6. Oxford's background makes his authorship more unlikely, NOT more probable. Shakespeare's background and education were certainly not atypical of playwrights of the era; we know more about some, less about others, some were better educated, some worse, some came from better upbringings, some from worse. However, none of the playwrights writing for the professional Elizabethan theatre were aristocrats. It is a very unlikely pastime for a courtier, even though many of the plays were performed at court. The Elizabethan professional theatre was the first creative meritocracy where aritistic work could be judged on ratings, where money could be made from popularity rather than reputation. Where failure could be be greeted by a blow to the head from a flying cabbage instead of a sympathetic shoulder to cry on. Not a pastime for amateurs. Aristocrats with literary ambitions confined them to courtly audiences and steered well clear of audiences that had just wandered over from the bear-baiting. Shakespeare's competitors, however they were educated and whatever evidence they left behind, were all commoners.
7. Oxford had no experience of the professional theatre. Playwrights and actors of the time were commoners, working under contract for money, not aristocrats. We even have details of the hierarchy and their Terms and OCnditions from Ned Alleyn's surviving documents.
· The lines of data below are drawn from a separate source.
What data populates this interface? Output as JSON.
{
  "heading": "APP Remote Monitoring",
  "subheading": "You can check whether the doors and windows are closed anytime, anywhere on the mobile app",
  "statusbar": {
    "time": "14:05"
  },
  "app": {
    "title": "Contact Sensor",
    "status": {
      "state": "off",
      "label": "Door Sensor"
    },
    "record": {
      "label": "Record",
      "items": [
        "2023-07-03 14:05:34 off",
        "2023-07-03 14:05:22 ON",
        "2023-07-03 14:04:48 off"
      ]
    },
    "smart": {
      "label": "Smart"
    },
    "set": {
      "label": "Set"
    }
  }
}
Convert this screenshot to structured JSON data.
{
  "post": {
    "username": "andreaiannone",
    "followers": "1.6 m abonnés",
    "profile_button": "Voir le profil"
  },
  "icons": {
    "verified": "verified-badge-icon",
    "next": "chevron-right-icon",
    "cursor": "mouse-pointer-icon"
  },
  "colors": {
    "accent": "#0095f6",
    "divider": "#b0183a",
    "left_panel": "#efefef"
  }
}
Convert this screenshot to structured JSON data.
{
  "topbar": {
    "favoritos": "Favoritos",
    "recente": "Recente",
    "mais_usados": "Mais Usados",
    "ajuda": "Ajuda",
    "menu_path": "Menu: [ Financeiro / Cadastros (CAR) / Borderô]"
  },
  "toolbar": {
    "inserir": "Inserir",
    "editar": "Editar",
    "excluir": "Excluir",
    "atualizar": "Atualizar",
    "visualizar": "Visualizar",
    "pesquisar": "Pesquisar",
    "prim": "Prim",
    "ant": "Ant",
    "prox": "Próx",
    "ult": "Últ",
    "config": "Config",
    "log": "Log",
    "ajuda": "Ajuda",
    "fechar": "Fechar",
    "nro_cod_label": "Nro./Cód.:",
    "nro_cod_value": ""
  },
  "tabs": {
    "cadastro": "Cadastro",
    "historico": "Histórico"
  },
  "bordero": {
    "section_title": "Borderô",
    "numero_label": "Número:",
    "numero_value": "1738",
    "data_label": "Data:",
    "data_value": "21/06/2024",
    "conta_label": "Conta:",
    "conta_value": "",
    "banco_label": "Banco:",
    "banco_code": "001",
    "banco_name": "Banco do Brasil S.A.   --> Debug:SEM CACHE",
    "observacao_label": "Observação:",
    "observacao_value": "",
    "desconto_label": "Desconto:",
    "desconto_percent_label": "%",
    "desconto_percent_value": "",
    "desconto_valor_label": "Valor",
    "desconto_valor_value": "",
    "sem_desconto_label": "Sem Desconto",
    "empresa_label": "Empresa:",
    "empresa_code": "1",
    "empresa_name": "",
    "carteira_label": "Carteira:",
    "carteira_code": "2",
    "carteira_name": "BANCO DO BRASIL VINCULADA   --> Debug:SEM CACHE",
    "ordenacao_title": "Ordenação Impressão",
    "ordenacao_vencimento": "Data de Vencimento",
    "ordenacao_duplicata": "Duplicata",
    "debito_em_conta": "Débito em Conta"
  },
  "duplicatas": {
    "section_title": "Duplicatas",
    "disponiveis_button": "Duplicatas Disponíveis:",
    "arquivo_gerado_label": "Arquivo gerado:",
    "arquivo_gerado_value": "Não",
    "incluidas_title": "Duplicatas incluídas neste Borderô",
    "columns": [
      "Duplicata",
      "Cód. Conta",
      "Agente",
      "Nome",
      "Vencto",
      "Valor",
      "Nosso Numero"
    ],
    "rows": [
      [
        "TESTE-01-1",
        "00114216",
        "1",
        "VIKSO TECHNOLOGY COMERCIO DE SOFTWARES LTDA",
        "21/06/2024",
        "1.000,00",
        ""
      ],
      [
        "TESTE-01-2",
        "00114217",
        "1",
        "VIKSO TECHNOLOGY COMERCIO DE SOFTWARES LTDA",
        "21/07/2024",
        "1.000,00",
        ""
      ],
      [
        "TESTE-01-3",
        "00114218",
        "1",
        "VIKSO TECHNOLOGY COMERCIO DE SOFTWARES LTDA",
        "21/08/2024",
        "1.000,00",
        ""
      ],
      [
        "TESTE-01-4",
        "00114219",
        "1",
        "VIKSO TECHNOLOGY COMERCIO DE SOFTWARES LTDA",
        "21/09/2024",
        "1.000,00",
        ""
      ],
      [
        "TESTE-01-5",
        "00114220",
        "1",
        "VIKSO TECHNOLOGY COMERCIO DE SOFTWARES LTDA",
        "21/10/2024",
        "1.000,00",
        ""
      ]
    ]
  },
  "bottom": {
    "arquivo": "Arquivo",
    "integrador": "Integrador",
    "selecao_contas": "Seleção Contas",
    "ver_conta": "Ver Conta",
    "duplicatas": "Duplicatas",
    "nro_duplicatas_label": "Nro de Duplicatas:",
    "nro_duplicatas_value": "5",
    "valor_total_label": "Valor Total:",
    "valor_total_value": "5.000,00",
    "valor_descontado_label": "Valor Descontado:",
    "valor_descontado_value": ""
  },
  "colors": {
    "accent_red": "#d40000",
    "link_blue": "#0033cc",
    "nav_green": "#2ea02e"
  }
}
It is unthinkable that an actor could be either illiterate or an an aristocrat working anonymously. And Will was definitely an actor and one of the best. Apart from his patronage of two minor groups of players, Oxford had only slight connections to the professional theatre and none at all to the Chamberlain's/King's Men, no theatrical training of any kind, or knowledge of stagecraft that are necessary for writing plays. The later plays, "Henry VIII" and "The Tempest" for example, have extensive stage direction for special effects, costuming, and entrances that would require a working actor's knowledge. The plays themselves are replete with references to acting and playing a role on stage. The craft takes time to learn. Experience of being on stage would have been essential. Oxford had none.
There are, of course, many more than the seven reasons given here which confirm the impossibility of Oxford's candidature as the author of Shakespeare's work. Occam's Razor, all things being equal, favours the solution with the fewest hypotheses. Shakespeareans have one hypothesis. The man whose name is all over the work and to whom it is attributed by his contemporaries, is the man who wrote it. Oxfordians have hundreds of non-interconnecting hypotheses.
The 400th anniversary is a suitable occasion for getting rid of his fundamentally flawed and provably untenable claim.
It's time to say goodbye to Edward de Vere.